February 4, 2009
LANSING -
Attorney
General Mike Cox today announced that he and 11 state attorneys general are
questioning a federal report which could cause more home foreclosures because it
over-estimates how many homeowners defaulted after using the mortgage
modification process. Cox fears the report may cause lenders and policymakers
to reduce the number of future modifications.
"For
many families, modifying an existing mortgage is the only way to avoid
foreclosure," said Cox. "This report sends the wrong message and may lead to
more home foreclosures."
The
report, issued by the Office of the Comptroller of the Currency (OCC) and the
Office of Thrift Supervision (OTS), stated that 55% of modified loans went into
default within six months. However, evidence cited by state attorneys general
found that the percentage was actually about 25%.
Cox and
the other state attorneys general called on the federal agencies to share the
data used in the report so that states may compare the data to their own.

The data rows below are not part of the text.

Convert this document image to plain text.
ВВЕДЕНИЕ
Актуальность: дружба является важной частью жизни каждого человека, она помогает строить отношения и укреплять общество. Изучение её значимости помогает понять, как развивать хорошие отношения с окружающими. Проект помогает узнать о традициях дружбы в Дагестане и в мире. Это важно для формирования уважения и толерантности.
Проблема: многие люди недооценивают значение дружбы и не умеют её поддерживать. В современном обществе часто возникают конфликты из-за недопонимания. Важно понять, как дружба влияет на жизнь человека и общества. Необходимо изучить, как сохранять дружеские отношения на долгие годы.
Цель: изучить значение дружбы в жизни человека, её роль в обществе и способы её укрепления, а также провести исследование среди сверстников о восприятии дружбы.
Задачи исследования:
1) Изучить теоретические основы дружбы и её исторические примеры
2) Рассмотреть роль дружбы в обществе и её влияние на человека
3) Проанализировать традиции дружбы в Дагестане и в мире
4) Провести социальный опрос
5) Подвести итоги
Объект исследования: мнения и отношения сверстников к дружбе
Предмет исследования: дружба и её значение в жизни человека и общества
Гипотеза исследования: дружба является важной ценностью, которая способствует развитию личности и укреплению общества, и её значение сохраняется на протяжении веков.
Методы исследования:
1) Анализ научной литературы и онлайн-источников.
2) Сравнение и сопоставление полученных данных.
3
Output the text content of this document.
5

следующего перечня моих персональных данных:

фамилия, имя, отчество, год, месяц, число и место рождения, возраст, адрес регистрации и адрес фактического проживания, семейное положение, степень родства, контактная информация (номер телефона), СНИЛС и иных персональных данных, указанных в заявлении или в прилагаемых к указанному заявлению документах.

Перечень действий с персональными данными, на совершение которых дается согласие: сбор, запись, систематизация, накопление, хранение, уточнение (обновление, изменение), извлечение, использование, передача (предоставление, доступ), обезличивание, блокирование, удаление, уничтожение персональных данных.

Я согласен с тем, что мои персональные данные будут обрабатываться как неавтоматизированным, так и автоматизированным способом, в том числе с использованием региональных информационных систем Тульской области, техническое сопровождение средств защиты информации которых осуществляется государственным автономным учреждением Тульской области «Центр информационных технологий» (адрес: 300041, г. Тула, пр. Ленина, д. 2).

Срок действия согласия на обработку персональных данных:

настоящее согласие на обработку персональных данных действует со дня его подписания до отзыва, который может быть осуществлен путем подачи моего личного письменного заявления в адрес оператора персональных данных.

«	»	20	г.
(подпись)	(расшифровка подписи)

Officials will then be able to provide an accurate picture to mortgage lenders
and Congress as they consider loan modification programs.
The
attorneys general also said the default rate is higher than it should be because
some homeowners ended up with higher monthly payments after modification, a
result which must be strongly discouraged by the federal agencies.
Cox,
citing his own experience bringing homeowners together with mortgage lenders in
statewide forums, said the agencies must aggressively push lenders to offer
modifications which help keep people in their homes.
"I have
seen first hand how important it is to bring homeowners and lenders together to
find ways to avoid foreclosure," said Cox. "By encouraging lenders to
aggressively contact struggling home owners before it is too late, we can keep
more families in their homes."
Mortgage lending issues are a priority for
Cox. The Attorney General's office has held mortgage foreclosure forums where
thousands of homeowners were provided opportunities to meet with lenders about
modifying troubled loans. Cox has also teamed up with the Michigan State Police
and other law enforcement agencies to create a mortgage fraud unit.
The OCC
and OTS are federal agencies charged with regulating federal banks and thrifts.